Zur Erinnerung: Wenn alles xenophob ist ist nichts mehr xenophob.

Erstversuch
04
Und dann 14 Tage später:

Grüne fordern mehr Steuergeld für soziale betreuungseinrichtungen weil sich immer mehr Alte " freemd und einsam " fühlen.

Meslier
62
Vielleicht sollte die geschätzte Autorin der alten Dame

zugutehalten, dass diese eventuell nach dem II. Weltkrieg mitgeholfen hat Österreich wieder aufzubauen und daher einen eigenen Bezug zu diesem, ihrem Land hat. Sie hat das sicher nicht diskrimierend gemeint. Danke für Ihr wertes Verständnis.

Nevim
02
24.3.2011, 20:42

Wtf?

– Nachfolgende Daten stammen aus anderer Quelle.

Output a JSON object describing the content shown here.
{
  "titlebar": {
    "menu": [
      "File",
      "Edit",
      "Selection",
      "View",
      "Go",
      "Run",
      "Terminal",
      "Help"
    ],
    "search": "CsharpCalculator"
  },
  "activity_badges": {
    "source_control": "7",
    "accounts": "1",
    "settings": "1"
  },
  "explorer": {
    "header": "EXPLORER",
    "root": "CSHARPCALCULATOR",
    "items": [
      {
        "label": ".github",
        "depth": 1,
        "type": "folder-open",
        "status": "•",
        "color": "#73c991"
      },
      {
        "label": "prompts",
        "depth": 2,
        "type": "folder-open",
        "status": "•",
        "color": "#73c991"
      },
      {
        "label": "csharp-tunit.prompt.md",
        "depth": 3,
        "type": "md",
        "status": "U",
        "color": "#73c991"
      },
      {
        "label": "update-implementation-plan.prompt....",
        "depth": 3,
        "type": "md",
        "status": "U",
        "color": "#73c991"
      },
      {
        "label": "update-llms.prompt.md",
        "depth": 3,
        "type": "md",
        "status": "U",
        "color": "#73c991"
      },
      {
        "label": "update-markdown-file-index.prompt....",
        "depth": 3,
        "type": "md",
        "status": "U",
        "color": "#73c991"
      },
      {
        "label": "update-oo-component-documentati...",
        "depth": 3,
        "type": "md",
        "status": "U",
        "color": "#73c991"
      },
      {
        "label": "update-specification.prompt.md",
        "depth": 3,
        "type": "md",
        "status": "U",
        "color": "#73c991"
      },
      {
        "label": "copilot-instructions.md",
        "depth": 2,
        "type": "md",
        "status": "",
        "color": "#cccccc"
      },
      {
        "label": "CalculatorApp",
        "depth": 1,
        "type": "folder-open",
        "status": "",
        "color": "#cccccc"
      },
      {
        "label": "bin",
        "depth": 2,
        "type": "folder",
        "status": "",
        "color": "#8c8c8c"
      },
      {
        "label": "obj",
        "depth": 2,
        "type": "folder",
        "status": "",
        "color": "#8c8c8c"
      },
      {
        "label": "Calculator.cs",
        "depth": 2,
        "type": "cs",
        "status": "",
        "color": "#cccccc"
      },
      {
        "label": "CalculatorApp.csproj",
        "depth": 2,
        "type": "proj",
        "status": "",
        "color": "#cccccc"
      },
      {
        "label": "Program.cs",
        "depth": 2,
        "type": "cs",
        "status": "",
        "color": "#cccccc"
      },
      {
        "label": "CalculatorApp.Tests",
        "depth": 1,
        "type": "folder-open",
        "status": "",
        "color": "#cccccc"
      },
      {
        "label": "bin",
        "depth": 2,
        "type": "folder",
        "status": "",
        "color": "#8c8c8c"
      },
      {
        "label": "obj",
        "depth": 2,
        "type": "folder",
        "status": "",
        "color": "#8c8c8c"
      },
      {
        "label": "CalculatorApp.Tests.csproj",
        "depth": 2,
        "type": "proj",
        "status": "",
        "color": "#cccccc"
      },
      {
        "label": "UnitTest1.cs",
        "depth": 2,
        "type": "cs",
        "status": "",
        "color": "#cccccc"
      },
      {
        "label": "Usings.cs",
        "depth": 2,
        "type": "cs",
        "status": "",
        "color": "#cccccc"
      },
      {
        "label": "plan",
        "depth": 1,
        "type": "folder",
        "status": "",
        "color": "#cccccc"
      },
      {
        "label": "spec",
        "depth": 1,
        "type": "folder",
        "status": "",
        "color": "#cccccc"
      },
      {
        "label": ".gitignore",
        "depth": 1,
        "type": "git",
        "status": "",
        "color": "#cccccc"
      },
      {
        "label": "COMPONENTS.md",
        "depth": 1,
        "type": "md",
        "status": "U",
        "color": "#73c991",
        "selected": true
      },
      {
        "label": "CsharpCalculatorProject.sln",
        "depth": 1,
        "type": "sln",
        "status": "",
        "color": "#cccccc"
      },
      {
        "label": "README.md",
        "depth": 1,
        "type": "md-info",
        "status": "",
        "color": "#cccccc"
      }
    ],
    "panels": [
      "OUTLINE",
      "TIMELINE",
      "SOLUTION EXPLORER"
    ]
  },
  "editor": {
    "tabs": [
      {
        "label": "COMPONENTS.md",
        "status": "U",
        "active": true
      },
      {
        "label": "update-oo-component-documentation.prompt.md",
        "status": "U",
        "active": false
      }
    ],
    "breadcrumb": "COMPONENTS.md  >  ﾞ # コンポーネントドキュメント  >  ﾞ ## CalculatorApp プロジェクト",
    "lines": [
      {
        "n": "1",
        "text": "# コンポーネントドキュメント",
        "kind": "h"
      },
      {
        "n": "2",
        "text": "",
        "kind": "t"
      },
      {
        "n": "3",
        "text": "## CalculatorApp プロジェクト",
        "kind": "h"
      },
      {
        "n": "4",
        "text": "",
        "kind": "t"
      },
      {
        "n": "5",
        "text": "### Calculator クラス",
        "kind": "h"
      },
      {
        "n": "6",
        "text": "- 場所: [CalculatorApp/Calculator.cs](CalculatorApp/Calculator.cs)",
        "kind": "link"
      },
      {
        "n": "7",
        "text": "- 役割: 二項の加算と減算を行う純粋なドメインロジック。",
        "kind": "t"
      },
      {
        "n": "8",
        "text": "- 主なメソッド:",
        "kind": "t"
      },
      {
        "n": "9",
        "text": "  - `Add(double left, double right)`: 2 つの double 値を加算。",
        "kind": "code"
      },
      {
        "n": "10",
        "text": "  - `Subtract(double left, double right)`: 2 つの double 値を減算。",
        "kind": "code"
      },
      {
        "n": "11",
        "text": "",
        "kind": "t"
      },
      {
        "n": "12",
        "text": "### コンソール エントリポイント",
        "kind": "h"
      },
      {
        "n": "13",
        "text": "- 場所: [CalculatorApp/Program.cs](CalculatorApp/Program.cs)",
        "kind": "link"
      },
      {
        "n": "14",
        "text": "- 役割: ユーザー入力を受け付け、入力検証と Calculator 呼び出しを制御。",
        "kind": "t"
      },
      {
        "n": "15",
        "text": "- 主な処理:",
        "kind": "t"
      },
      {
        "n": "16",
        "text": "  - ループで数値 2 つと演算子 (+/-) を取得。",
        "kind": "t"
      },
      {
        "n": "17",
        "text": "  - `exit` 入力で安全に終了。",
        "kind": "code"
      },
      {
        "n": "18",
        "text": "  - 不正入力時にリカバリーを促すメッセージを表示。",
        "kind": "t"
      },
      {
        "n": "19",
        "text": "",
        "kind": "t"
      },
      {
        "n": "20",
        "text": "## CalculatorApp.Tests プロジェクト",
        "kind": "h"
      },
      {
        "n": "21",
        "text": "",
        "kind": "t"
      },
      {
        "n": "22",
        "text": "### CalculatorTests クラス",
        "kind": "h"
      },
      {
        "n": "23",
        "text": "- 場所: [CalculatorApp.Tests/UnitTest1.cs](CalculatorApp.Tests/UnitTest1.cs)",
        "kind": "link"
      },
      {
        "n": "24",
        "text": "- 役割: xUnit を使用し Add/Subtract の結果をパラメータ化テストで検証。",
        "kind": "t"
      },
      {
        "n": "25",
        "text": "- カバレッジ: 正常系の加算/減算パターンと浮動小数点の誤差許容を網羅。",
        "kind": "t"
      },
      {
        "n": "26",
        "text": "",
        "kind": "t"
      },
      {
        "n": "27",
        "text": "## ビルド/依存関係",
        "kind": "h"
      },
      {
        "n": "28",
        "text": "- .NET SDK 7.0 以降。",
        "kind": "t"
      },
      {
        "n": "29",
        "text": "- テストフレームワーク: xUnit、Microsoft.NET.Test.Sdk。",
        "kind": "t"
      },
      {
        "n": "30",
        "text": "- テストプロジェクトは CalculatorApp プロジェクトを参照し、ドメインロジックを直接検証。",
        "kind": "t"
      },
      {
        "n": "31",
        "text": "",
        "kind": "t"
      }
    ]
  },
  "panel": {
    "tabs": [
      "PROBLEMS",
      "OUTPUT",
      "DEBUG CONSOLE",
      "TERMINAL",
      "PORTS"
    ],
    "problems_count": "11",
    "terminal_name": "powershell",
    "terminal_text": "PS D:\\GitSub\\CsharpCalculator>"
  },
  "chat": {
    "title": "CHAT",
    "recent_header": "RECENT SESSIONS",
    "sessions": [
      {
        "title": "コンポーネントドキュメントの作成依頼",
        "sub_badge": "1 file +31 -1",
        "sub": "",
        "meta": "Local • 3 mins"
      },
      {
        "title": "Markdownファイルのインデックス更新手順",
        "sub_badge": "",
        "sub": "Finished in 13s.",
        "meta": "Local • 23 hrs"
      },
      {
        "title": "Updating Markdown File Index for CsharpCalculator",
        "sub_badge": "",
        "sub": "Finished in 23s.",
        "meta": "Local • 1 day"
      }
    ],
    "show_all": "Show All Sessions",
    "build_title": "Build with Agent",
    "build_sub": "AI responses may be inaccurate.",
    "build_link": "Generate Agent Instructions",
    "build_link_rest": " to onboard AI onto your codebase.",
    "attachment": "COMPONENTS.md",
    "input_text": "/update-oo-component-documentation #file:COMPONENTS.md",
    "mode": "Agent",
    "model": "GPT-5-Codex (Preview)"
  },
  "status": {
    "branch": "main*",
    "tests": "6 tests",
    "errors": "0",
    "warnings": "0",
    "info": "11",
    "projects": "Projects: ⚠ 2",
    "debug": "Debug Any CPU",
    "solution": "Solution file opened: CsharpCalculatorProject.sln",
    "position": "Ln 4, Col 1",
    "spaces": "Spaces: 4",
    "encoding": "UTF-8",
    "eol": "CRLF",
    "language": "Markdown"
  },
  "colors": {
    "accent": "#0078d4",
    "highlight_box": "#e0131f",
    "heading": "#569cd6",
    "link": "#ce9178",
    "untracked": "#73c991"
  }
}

In den Fünfzigern auf der Welt gewesen zu sein, kann ja wohl keine Entschuldigung sein, um eine depperte Rassistin zu sein!

Barbarin
11
30.5.2011, 17:37
Stimmt...

...da sollte eigentlich das Gegenteil rauskommen.

Shoe Shine Pad
07
"Seids eh aus Wien oder seids Gscherde?"

Ist mir und einem Freund in einem Wiener Café passiert.

Barbarin
10
30.5.2011, 17:38
Ich bin auch eine...

...nicht kränken, wir G´scherten sind eh die besseren Wiener! ;-) So das musste mal gesagt werden!

Unter dem Pflaster
03

Nachdem unsere als unheimlich tolerant bekannte Landbevölkerung alle in ein Dorf Zugezogenen eh schon nach schlanken 5 Generationen vielleicht(!!) als Einheimische betrachtet, kann ich Ihre Empörung über diese Gemeinheit in Wien gut nachvollziehen.........

Ausserdem eine verständliche Frage, denn inzwischen sind wir vielleicht noch 20% gebürtige Wiener. Wo man hingreift, ein Gscherter.